Na visão dele, a crise vivida pelo setor do entretenimento noturno não é fruto só de mudanças comportamentais do pós-pandemia, mas também de uma certa miopia empresarial:

Ah, dizem que as baladas estão fechando porque os mais jovens não gastam com isso e usam aplicativos de encontro, quem está na casa dos 30 não quer mais ir… Só que a nossa turma é outra parada!” 

Ele conta como essa miopia se estende também à imprensa. “Uns meses atrás, quando estávamos para a festa em São Paulo, peguei umas matérias falando em festas para o público adulto, 30+. ‘Ah, estão fazendo festas para um público maduro…’ Trinta anos, pelo amor de Deus!”

Para Diego, a faixa etária da Gudinaite sequer é notada pelo mercado. Isso faz parte de uma invisibilidade que a dupla sente na pele – tanto como consumidores quanto como empreendedores.

A FALTA DE PUBLIS E DE PATROCÍNIO ESPELHA A CEGUEIRA DAS MARCAS DIANTE DAS OPORTUNIDADES DA ECONOMIA PRATEADA

O Brasil tem mais de 54 milhões de pessoas acima de 50 anos, de acordo com o IBGE. Segundo o Sebrae, pessoas com mais de 60 anos são responsáveis por 20% do consumo nacional. 

O levantamento O Futuro é Elas 45+, da consultoria Estúdio Eixo, aponta que 86% das pessoas com mais de 55 anos têm fonte de renda. Ao mesmo tempo, a cada dez consumidores nessa faixa etária, quatro sentem falta de produtos e serviços voltados para eles. 

Para os criadores da Gudinaite, a falta de interesse de patrocinadores por uma festa bem-sucedida é um reflexo de como esse público ainda é ignorado, sobretudo no que se refere a lazer e entretenimento. Patrícia desabafa:

“As marcas não olham para nós. Somos invisíveis… Eu sou influenciadora. Se tu pegar uma mulher com 25 anos que gera o mesmo engajamento que eu, ela faz duas publis por dia… Eu faço duas por mês”

A organização da Gudinaite consome bastante tempo. “Temos nossos trabalhos paralelamente, mas a festa virou o nosso principal negócio”, afirma Patrícia. Diego completa:  “Depois da primeira, vimos que precisávamos focar quase que integralmente para a festa acontecer em todos estes lugares.”
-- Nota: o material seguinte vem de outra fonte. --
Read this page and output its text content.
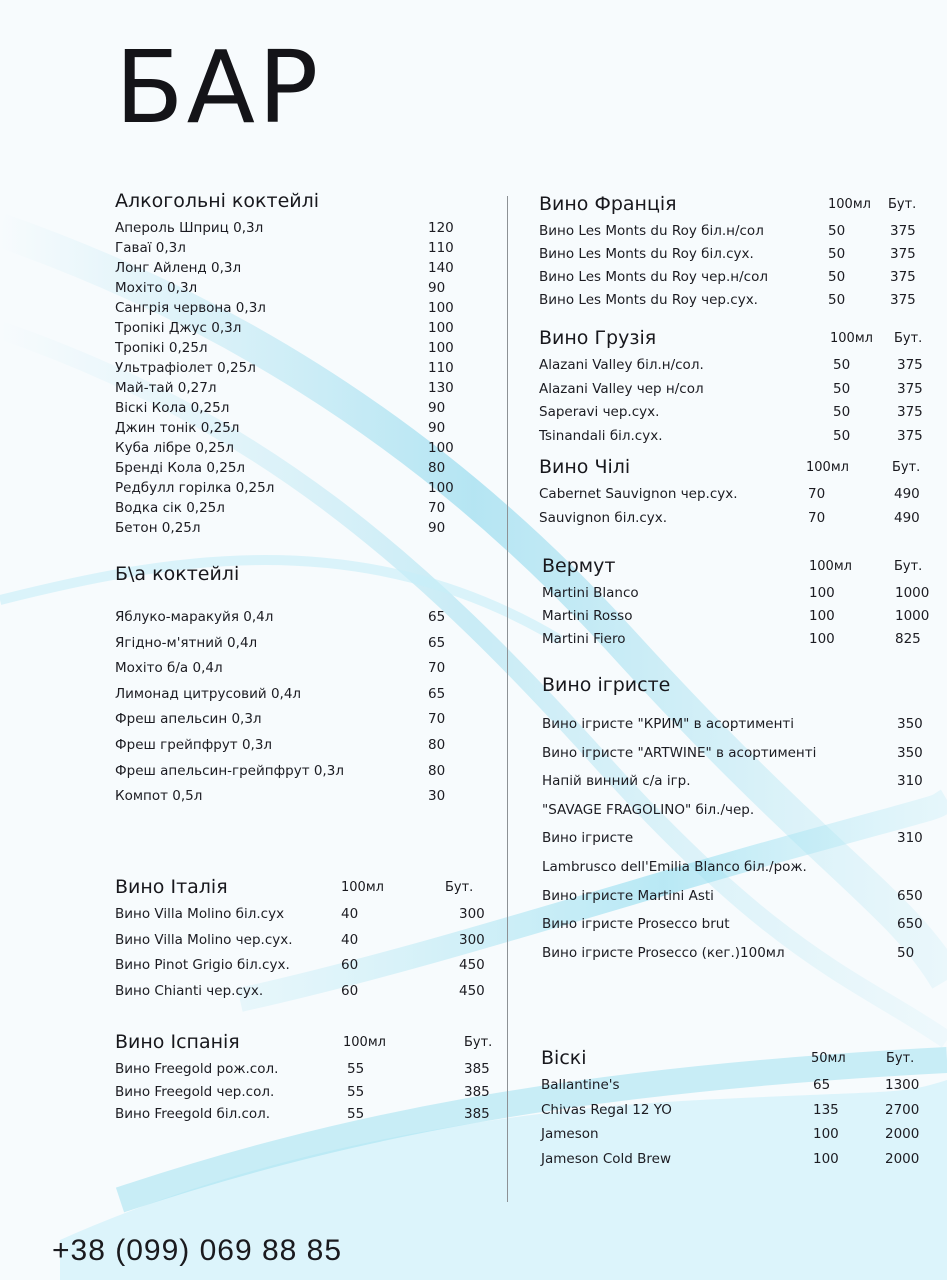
БАР
+38 (099) 069 88 85
Алкогольні коктейлі
Апероль Шприц 0,3л	120
Гаваї 0,3л	110
Лонг Айленд 0,3л	140
Мохіто 0,3л	90
Сангрія червона 0,3л	100
Тропікі Джус 0,3л	100
Тропікі 0,25л	100
Ультрафіолет 0,25л	110
Май-тай 0,27л	130
Віскі Кола 0,25л	90
Джин тонік 0,25л	90
Куба лібре 0,25л	100
Бренді Кола 0,25л	80
Редбулл горілка 0,25л	100
Водка сік 0,25л	70
Бетон 0,25л	90
Б\а коктейлі
Яблуко-маракуйя 0,4л	65
Ягідно-м'ятний 0,4л	65
Мохіто б/а 0,4л	70
Лимонад цитрусовий 0,4л	65
Фреш апельсин 0,3л	70
Фреш грейпфрут 0,3л	80
Фреш апельсин-грейпфрут 0,3л	80
Компот 0,5л	30
Вино Італія	100мл	Бут.
Вино Villa Molino біл.сух	40	300
Вино Villa Molino чер.сух.	40	300
Вино Pinot Grigio біл.сух.	60	450
Вино Chianti чер.сух.	60	450
Вино Іспанія	100мл	Бут.
Вино Freegold рож.сол.	55	385
Вино Freegold чер.сол.	55	385
Вино Freegold біл.сол.	55	385
Вино Франція	100мл Бут.
Вино Les Monts du Roy біл.н/сол	50	375
Вино Les Monts du Roy біл.сух.	50	375
Вино Les Monts du Roy чер.н/сол	50	375
Вино Les Monts du Roy чер.сух.	50	375
Вино Грузія	100мл Бут.
Alazani Valley біл.н/сол.	50	375
Alazani Valley чер н/сол	50	375
Saperavi чер.сух.	50	375
Tsinandali біл.сух.	50	375
Вино Чілі	100мл	Бут.
Cabernet Sauvignon чер.сух.	70	490
Sauvignon біл.сух.	70	490
Вермут	100мл	Бут.
Martini Blanco	100	1000
Martini Rosso	100	1000
Martini Fiero	100	825
Вино ігристе
Вино ігристе "КРИМ" в асортименті	350
Вино ігристе "ARTWINE" в асортименті	350
Напій винний с/а ігр.	310
"SAVAGE FRAGOLINO" біл./чер.
Вино ігристе	310
Lambrusco dell'Emilia Blanco біл./рож.
Вино ігристе Martini Asti	650
Вино ігристе Prosecco brut	650
Вино ігристе Prosecco (кег.)100мл	50
Віскі	50мл	Бут.
Ballantine's	65	1300
Chivas Regal 12 YO	135	2700
Jameson	100	2000
Jameson Cold Brew	100	2000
Denise Cancaro, frequentadora da Gudinaite (foto: arquivo pessoal).

Eles não revelam quanto custa cada edição, mas dizem que a Gudinaite se paga e ainda dá “um baita lucro”. Além da grana, um motor para seguir em frente é saber que estão embalando a criação de novas memórias felizes. Segundo Patrícia: 

“É uma festa terapêutica, as pessoas dançam três horas sem parar, saem felizes, realizadas e querem voltar – e muitas voltam”
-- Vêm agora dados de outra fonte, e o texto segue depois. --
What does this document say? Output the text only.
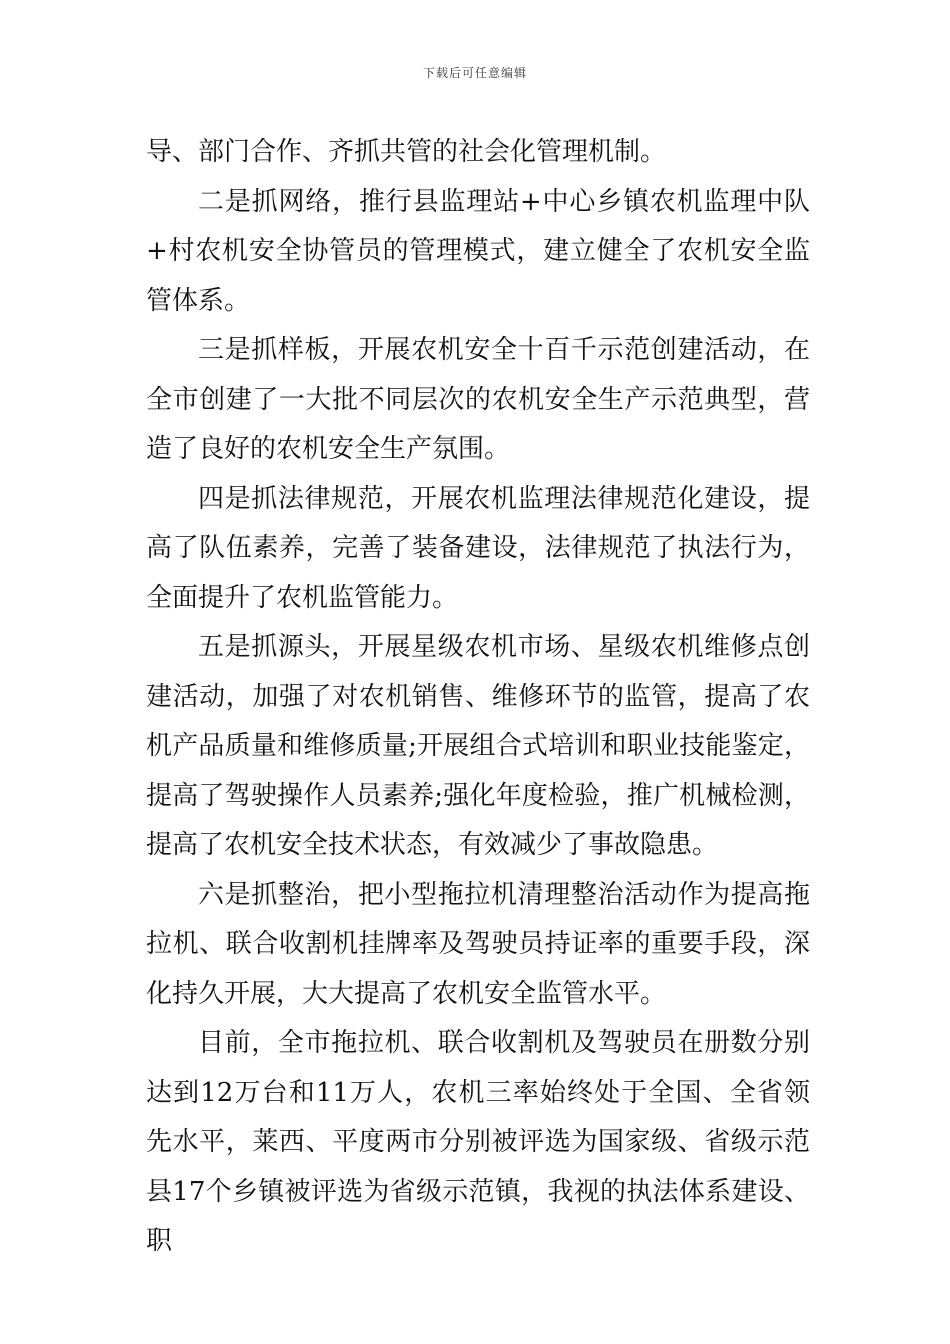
下载后可任意编辑

导、部门合作、齐抓共管的社会化管理机制。

二是抓网络，推行县监理站+中心乡镇农机监理中队+村农机安全协管员的管理模式，建立健全了农机安全监管体系。

三是抓样板，开展农机安全十百千示范创建活动，在全市创建了一大批不同层次的农机安全生产示范典型，营造了良好的农机安全生产氛围。

四是抓法律规范，开展农机监理法律规范化建设，提高了队伍素养，完善了装备建设，法律规范了执法行为，全面提升了农机监管能力。

五是抓源头，开展星级农机市场、星级农机维修点创建活动，加强了对农机销售、维修环节的监管，提高了农机产品质量和维修质量;开展组合式培训和职业技能鉴定，提高了驾驶操作人员素养;强化年度检验，推广机械检测，提高了农机安全技术状态，有效减少了事故隐患。

六是抓整治，把小型拖拉机清理整治活动作为提高拖拉机、联合收割机挂牌率及驾驶员持证率的重要手段，深化持久开展，大大提高了农机安全监管水平。

目前，全市拖拉机、联合收割机及驾驶员在册数分别达到12万台和11万人，农机三率始终处于全国、全省领先水平，莱西、平度两市分别被评选为国家级、省级示范县17个乡镇被评选为省级示范镇，我视的执法体系建设、职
A empresária Denise Cancaro, 63, é uma dessas frequentadoras assíduas. “Fui na primeira edição e, sempre que posso, vou e chamo as amigas e minhas alunas de dança”, diz Denise. “Ficamos muito à vontade, a música é contagiante!”

AUTOR DA BIOGRAFIA DE TIM MAIA, NELSON MOTTA DISCOTECOU NA GUDINAITE ÀS VÉSPERAS DE COMPLETAR 80 ANOS

No ano passado, em uma edição carioca, a Gudinaite contou com uma participação de luxo. 

Às vésperas de completar 80 anos, o compositor, produtor musical, jornalista e escritor Nelson Motta fez sua estreia como DJ. “Ele já fez tudo na vida em relação a música, mas nunca tinha estado no lugar de DJ, então ficou no céu com essa história!”, diz Patrícia. 

Diego aproveita a deixa para fazer um balanço do impacto da Gudinaite: 

“Toda essa vitalidade da festa me surpreende. Ver pessoas de 80 anos se divertindo por horas é incrível. Então a gente sabe que criou uma marca”

A dupla diz que tem planos “altamente ambiciosos” para a Gudinaite, mas mantém sigilo por enquanto. Uma coisa é certa: o foco continuará sendo mostrar como o segmento 50+ é formado por pessoas multifacetadas que têm muito pela frente: 

“Essas mulheres me seguem porque eu mesma me reinventei muito na vida”, diz Patrícia. “Virei DJ aos 53!”